Outre ces petites comédies de mœurs et ces parades satiriques, le théâtre Fiano a encore ses mélodrames fantastiques et ses ballets. Ces pièces à grand spectacle sont le triomphe de la mécanique. Les bons et les mauvais génies, les géans et les nains, les magiciens et les fées, le diable et toute sa séquelle sont les personnages ordinaires de ces pièces, dans lesquelles Cassandrino remplit toujours le rôle le plus important, démolissant les géans, narguant les magiciens, courtisant les sylphides et les fées, et sablant l’orvietto à la barbe du diable, quand le diable ne lui escamote pas subtilement le verre de vin de six lignes de haut qu’il vient de remplir avec tant d’adresse.

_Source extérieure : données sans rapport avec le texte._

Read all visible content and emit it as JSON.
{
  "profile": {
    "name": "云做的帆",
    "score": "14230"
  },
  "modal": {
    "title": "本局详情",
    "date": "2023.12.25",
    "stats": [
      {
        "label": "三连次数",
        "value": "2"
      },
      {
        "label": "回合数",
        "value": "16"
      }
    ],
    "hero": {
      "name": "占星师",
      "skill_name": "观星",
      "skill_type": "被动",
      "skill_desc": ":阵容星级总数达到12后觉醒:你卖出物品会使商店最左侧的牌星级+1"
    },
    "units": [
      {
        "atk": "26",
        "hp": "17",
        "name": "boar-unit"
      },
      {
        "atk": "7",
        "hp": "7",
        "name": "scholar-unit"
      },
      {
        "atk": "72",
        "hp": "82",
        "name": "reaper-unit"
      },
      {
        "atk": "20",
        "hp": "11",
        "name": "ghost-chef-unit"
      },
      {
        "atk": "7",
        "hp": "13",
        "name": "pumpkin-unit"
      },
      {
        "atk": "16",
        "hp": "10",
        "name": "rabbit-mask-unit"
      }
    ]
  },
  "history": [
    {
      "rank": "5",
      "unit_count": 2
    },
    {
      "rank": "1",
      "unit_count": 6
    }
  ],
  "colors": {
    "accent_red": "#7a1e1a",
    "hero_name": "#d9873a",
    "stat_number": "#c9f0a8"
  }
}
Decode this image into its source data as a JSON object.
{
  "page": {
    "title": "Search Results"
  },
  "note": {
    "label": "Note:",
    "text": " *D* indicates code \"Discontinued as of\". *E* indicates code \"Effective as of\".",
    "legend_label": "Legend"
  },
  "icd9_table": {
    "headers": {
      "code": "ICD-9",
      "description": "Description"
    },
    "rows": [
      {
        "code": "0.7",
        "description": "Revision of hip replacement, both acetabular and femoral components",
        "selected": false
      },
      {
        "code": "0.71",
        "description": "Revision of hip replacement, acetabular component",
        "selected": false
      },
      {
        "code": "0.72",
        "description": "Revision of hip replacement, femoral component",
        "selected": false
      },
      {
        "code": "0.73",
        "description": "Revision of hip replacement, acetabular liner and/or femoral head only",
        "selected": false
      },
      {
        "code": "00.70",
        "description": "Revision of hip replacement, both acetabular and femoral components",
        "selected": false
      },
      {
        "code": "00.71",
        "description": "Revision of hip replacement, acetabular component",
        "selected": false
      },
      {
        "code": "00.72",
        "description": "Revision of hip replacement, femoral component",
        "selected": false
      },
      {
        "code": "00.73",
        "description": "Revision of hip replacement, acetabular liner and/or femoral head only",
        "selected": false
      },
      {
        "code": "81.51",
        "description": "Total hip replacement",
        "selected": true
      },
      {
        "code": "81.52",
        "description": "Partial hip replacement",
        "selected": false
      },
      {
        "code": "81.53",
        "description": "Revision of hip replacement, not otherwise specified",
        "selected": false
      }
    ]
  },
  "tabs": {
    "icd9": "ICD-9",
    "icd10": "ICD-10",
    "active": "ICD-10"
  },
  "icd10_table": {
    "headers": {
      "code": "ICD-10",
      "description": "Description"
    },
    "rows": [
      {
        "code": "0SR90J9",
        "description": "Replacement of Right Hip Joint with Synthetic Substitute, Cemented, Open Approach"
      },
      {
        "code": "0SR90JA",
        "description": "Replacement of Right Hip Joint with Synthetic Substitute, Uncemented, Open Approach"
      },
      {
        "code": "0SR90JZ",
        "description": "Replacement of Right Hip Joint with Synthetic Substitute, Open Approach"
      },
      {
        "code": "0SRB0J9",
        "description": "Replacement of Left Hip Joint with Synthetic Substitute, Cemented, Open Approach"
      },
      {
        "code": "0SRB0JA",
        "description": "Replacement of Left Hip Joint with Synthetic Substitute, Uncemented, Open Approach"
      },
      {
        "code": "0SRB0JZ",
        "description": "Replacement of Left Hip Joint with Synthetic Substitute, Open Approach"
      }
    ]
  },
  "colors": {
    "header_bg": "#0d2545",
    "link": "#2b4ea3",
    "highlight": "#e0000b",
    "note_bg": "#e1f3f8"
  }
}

Dans l’une de ces folies, Cassandrino, protégé par une fée, se rend dans le château d’un malandrin qui a trois fois sa taille, et dont il aime la fille. « Si le géant te menace, et que tu veuilles rompre le charme, lui dit la bonne fée, saute-lui à la barbe, il ne pourra plus te faire aucun mal, et deviendra ton esclave soumis. » Cassandrino est d’abord parfaitement accueilli par le géant. « La fée se trompait, se dit-il à part ; ce géant-là est le meilleur enfant du monde. » Le géant prend de l’humeur et se fâche. « La fée pourrait bien avoir dit vrai ; maudit géant ! prends garde à ta barbe. » Le géant devient insolent et menace. « Ah ! malandrin, nous allons te mettre à la raison. »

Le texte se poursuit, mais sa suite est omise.